Education in Europe - Roman Education
Science EncyclopediaScience & Philosophy: Dysprosium to Electrophoresis - Electrophoretic TheoryEducation in Europe - Greek Education, Roman Education, Education Of Women In Greece And Rome, Medieval Education, From The Renaissance To The Enlightenment
Education in the early centuries of the Roman Republic consisted primarily of fathers passing on family traditions and skills to their sons. After reaching adulthood at the age of sixteen, the young man came under the guidance of an older man who groomed him in public speaking and other useful skills for a career as a member of a republic. He also served in the army because he would in time be expected to command troops. By the middle of the second century B.C.E., when Rome ruled a far-flung empire, formal education had developed. Greek educational ideas and practices influenced Rome, as they did the rest of the Mediterranean world. The education of upper-class Romans was Greek schooling that later became Latin. The conquest of Greece aided this process by producing Greek slaves, some much better educated than their Roman masters. A Greek slave tutored the child in simple reading until he went to elementary school at six or seven to be taught reading, writing, and arithmetic. At twelve or thirteen the boy went to a secondary school, where he studied mostly Greek literature until the middle of the first century B.C.E. Upper-class Romans were bilingual at this time. Then, after the lifetime of Marcus Tullius Cicero (106–43 B.C.E.), who had popularized Greek pedagogical and philosophical ideas in his many works, Roman schools became Latin. Students read the great Roman poets Virgil (70–19 B.C.E.) and Horace (65–8 B.C.E.), the historians Livy (59 B.C.E.–17 C.E.) and Sallust (86–35 or 34B.C.E.), the comic dramatist Terence (186 or 185–?159 B.C.E.) and, of course, Cicero, whose treatises systematized Greek rhetorical instruction. While Greek remained part of the curriculum, bilingualism declined.

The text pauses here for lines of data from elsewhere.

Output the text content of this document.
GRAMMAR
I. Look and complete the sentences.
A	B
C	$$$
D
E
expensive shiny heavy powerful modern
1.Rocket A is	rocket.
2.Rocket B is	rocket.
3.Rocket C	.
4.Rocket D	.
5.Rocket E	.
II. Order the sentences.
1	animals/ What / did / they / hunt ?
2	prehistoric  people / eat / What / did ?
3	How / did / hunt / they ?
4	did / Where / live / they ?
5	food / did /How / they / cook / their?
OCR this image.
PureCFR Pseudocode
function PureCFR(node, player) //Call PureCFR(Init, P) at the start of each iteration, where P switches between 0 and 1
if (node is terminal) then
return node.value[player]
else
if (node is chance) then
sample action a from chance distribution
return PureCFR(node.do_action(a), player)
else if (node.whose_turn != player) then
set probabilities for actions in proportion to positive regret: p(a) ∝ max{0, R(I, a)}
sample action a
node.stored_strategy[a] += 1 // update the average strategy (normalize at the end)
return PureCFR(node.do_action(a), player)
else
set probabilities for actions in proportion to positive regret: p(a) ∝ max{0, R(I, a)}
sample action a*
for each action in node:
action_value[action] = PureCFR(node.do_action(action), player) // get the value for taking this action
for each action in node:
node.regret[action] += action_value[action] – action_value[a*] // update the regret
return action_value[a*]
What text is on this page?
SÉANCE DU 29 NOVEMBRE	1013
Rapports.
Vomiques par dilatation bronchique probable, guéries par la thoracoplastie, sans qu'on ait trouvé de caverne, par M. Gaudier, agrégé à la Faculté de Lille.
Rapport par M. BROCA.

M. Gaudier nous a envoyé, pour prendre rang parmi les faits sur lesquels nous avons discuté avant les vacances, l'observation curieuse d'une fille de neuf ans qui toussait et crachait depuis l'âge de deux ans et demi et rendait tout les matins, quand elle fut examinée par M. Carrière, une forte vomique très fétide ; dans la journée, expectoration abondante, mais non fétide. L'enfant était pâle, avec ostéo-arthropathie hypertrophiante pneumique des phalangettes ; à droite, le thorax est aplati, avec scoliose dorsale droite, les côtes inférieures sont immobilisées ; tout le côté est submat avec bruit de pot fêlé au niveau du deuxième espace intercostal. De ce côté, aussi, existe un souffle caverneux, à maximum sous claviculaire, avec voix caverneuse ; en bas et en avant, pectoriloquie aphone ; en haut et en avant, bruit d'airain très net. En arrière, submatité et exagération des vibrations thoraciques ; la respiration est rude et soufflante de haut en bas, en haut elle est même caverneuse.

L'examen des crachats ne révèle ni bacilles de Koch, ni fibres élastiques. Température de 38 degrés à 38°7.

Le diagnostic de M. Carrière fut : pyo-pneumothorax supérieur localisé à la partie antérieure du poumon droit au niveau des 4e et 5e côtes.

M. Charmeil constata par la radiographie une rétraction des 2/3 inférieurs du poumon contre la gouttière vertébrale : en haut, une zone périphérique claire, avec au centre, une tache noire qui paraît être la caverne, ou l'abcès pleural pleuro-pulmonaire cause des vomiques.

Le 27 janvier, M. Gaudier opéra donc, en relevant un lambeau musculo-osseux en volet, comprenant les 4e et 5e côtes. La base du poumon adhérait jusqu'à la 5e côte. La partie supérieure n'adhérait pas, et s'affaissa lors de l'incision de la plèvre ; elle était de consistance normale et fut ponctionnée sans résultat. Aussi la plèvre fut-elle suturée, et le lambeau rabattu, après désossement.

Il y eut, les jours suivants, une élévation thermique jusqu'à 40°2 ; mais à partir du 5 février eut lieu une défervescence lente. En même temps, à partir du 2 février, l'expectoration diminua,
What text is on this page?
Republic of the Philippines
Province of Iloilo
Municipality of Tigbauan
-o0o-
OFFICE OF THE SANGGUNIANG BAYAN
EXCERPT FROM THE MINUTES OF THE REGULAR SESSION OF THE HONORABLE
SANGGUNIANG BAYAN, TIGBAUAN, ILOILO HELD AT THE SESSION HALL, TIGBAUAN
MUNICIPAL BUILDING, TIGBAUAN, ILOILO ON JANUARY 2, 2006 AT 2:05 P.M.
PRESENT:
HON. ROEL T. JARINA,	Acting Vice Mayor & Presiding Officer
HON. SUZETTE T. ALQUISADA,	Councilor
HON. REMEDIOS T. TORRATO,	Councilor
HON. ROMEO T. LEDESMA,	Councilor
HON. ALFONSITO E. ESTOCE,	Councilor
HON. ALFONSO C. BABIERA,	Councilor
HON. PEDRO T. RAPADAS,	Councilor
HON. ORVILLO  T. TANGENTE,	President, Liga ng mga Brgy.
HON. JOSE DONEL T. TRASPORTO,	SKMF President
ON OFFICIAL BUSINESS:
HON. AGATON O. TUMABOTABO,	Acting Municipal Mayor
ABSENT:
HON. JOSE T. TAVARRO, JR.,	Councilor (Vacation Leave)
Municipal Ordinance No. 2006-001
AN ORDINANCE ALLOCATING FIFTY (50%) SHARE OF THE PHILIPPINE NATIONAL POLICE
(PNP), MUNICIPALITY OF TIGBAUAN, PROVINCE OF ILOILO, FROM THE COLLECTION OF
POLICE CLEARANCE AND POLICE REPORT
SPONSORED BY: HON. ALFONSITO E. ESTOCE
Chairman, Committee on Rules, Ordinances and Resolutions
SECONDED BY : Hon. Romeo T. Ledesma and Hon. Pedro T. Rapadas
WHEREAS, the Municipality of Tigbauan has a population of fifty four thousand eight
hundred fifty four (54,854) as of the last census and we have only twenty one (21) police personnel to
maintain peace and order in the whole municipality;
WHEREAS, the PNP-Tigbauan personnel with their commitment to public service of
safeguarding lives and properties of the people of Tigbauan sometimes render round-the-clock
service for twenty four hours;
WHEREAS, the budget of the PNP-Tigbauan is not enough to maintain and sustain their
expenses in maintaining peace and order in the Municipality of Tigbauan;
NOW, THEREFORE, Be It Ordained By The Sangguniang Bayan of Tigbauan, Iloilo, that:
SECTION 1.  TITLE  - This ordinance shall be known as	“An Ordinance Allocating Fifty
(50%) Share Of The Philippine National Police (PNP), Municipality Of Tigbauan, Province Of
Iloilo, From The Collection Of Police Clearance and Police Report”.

The highest level of Roman education began at about the age of sixteen and focused on rhetoric. As in Greek education, the goal was to learn to speak and write effectively as needed in public life and the law courts. If anything, the emphasis on oratory in Roman schools was stronger than in Greek schools because other parts of the Greek curriculum, such as music and athletics, were eliminated, and the Romans had little interest in science and philosophy. Roman schools used rhetoric manuals that systematized Greek rhetorical instruction.
Greco-Roman education prepared upper-class males for leadership roles. Educators hoped to give their students the proper civic and moral values based on the traditions and literature of the Greek city or Roman state. They tried to educate the person rather than impart knowledge. Above all, Greco-Roman education taught rhetoric, a practical skill for future leaders of self-governing societies in which the spoken word meant a great deal. The emphasis on rhetoric continued even after Rome had become a dictatorship ruled by the will and whims of emperors. Despite the great mathematical, medical, philosophical, and scientific accomplishments of ancient Greece, Greco-Roman education did not stress these.